Gone Missing: The Town of Snoqualmie Falls
Snoqualmie Valley Historical Museum, Washington
For a year, Fels researched public, private and Weyerhaeuser archives for images and information about the company mill town of Snoqualmie Falls, which had existed for 50 years in the Cascade foothills of Washington State. The popular (and academic) reading of such towns was that they functioned around a core of burly Scandinavian men. Fels' findings suggested otherwise; he produced an exhibition around that point of view for the Snoqualmie Historical Museum, with support from the museum, 4Culture, Washington Humanities, the Simpson Center for the Humanities at the University of Washington, and Arcade. The following is adapted from text in the exhibition:
In 1917, the Snoqualmie Falls Lumber Company began building houses for loggers and mill workers in Snoqualmie, WA. When complete a few years later as a Weyerhaeuser operation, 250 houses, a community hall, schools, ball fields, a Post Office, company store, barbershop, hospital, Japanese bunkhouse, hotel, and a railroad depot comprised the town of Snoqualmie Falls. The town was entirely sustainable, people walked to all essential services; electricity for the town was supplied at very low cost by burning scrap wood in the mill. Weyerhaeuser called the town a 'permanent settlement'. The town was sustainable- but it was not sustained.
Fifty years ago, the company sold the houses to the renting workers for hauling away. The other structures were pulled down and the town completely disappeared. Hailed by the company as a 'planned community' and a 'social experiment', the site is now covered by a Douglas fir plantation. This is the same 'crop' that the mill once turned into the first nationally branded lumber. Beginning in the 1920s, the lumber was marketed as coming from an especially enlightened and progressive place, and was of course used to construct all the town's houses and structures.
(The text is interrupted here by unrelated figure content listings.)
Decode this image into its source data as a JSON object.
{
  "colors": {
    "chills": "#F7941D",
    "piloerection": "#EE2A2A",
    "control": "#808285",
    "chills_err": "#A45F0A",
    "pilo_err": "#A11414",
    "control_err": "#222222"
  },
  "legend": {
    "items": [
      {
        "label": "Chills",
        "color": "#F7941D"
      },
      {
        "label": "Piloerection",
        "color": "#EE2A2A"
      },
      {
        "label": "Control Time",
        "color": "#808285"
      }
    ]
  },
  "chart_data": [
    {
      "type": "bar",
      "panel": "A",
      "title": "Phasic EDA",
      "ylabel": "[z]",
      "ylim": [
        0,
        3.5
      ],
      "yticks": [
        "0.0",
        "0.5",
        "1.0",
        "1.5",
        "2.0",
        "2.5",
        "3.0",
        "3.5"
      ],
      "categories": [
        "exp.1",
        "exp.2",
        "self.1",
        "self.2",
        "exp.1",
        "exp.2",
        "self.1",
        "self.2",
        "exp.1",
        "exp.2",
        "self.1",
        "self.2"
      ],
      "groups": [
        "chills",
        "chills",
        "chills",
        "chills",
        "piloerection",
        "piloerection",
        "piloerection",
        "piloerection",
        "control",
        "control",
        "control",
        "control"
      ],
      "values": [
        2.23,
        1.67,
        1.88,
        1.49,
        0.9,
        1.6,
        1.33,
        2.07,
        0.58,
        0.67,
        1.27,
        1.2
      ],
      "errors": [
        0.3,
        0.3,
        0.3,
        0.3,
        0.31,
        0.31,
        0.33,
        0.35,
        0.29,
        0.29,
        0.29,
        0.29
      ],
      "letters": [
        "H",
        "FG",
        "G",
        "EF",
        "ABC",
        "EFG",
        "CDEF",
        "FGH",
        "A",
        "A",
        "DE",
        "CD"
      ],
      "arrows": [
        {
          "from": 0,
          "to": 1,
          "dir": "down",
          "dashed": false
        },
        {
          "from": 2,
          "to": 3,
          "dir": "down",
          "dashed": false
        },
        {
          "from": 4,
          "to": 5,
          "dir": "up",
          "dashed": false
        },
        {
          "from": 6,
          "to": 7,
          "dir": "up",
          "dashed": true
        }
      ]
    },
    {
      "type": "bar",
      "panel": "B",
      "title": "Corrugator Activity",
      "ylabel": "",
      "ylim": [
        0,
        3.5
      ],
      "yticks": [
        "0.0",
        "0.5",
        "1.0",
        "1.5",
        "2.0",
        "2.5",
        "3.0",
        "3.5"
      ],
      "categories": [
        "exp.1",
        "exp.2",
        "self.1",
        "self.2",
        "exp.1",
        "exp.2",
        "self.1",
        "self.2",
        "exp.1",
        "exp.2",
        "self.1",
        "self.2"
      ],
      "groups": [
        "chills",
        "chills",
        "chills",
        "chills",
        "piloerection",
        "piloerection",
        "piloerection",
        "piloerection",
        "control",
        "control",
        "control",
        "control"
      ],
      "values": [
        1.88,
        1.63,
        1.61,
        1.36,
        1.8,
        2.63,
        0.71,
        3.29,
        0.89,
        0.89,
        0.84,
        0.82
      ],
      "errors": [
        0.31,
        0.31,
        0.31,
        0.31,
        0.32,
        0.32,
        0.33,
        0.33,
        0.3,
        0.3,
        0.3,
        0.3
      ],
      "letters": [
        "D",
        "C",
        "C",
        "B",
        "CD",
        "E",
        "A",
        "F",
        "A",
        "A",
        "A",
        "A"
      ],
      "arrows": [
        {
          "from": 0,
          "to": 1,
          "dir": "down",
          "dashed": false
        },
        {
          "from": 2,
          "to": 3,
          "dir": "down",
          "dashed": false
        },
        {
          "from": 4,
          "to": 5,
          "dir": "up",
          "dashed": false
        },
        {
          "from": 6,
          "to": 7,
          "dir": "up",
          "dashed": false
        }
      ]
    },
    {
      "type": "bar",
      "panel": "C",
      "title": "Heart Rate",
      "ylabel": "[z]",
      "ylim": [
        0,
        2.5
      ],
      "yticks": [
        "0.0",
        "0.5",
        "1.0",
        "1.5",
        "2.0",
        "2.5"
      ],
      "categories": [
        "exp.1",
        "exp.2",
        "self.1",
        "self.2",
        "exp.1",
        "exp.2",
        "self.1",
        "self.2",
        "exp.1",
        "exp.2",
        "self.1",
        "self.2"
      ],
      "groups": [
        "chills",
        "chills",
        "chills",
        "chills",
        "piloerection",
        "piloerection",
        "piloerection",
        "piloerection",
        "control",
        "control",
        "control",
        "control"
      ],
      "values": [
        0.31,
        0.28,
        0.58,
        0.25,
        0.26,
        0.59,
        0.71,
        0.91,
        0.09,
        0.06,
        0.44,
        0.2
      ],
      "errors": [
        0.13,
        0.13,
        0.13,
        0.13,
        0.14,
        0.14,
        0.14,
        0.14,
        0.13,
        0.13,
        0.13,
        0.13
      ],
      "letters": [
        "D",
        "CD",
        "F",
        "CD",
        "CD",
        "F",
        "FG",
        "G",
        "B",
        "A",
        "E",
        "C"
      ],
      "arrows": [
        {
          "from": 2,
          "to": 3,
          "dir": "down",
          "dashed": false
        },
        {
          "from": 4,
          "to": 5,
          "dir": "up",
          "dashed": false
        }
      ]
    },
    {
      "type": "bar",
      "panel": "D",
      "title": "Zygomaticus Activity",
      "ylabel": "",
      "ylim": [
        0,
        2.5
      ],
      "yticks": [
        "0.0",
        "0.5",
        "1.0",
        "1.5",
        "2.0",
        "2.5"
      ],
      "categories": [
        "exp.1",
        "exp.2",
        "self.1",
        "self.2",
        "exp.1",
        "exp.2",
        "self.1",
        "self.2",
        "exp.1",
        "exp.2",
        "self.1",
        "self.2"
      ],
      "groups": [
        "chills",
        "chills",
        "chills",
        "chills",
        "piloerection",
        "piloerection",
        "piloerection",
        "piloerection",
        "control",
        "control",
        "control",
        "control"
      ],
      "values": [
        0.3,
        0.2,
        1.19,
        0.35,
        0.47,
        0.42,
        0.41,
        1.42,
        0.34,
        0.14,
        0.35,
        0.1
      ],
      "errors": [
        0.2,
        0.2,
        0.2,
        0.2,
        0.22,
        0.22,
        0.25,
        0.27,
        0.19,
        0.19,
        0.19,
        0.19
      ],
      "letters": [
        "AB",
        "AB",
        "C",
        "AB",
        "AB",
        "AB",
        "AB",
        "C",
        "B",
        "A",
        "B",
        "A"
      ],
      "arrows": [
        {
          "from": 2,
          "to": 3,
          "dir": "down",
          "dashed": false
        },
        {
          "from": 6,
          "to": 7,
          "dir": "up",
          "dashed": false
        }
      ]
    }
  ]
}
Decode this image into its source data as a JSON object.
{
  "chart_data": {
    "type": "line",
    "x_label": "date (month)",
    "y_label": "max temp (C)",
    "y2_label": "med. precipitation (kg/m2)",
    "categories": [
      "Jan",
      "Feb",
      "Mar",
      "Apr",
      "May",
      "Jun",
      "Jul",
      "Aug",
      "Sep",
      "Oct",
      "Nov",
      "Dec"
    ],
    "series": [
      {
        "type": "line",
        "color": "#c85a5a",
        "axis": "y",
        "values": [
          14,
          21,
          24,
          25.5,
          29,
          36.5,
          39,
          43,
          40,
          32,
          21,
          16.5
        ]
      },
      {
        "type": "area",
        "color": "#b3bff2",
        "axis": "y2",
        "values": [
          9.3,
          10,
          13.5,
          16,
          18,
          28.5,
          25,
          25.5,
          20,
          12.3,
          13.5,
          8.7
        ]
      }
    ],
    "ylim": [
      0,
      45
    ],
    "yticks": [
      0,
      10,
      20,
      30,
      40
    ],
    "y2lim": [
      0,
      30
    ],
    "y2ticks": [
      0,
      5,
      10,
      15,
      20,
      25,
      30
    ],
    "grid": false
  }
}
The town's declared purpose was to make it a 'stable' and 'comfortable' base for previously mostly itinerant and 'wild' loggers and mill-hands. From the beginning the success of the initiative was largely dependent on attracting women as the town's civilizing agents. A man employed at the Snoqualmie Falls Lumber Company was entitled to a company house only if he had a wife with whom to occupy it. How and why did a timber company go about carving a town out of the old growth forest where women would want to live? And how did that same focus also serve to keep 'labor troubles' away? The town was founded at the very time that membership in the Wobblies, the International Workers of the World, was near its peak. The growth of the Wobblies seriously threatened to disrupt the supply of timber from NW logging operations.
With the start of World War I came a serious manpower shortage. Large numbers of able-bodied American men were either conscripted or volunteering for the armed forces. In order to open the mill in 1917 (spruce from the mill was needed to construct airplanes, crucial for the war effort), the company arranged with a Japanese contractor who supplied Japanese-born workers. With this core group, along with a few women workers, the mill opened on schedule. According to company records, until 1942 when the Japanese were all exiled to Idaho for internment, they represented half the workers employed at any time. Yet photographs of the mill rarely show them. Nevertheless, the Japanese workers were known to the company as 'well-behaved' and 'hardworkers'. They never caused labor troubles, the very qualities that Weyerhaeuser was trying to inculcate in its workforce by building and maintaining the town. The Japanese and women were the company's stealth weapon for combating the Wobblies.
In its literature about the town Weyerhaeuser wrote that the town's families "enjoyed all the comforts of the city home with the additional advantages of fresh air and plenty of room." The 'tree-growing company' effectively became the 'family growing company'. But by the 1950s radical labor unions were no longer a threat, and TV brought the town-dwellers into a much wider world. Most had automobiles and didn't need to live within watlasng distance of their work. Despite the town being 'permanent', the timber supply was not (and company correspondence shows that it was predicted to last 40 years). By the 1950s all the easily accessible timber had been cut.
Weyerhaeuser emptied out the town of Snoqualmie Falls, but decades later it created another planned community very nearby. The two communities tell us much about the times in which they were built and the different role of women in each. The company is now filing to become a Real Estate Investment Trust. Weyerhaeuser's main crop will soon be houses and planned communities. Even though it has vanished, the town of Snoqualmie Falls was far ahead of its time.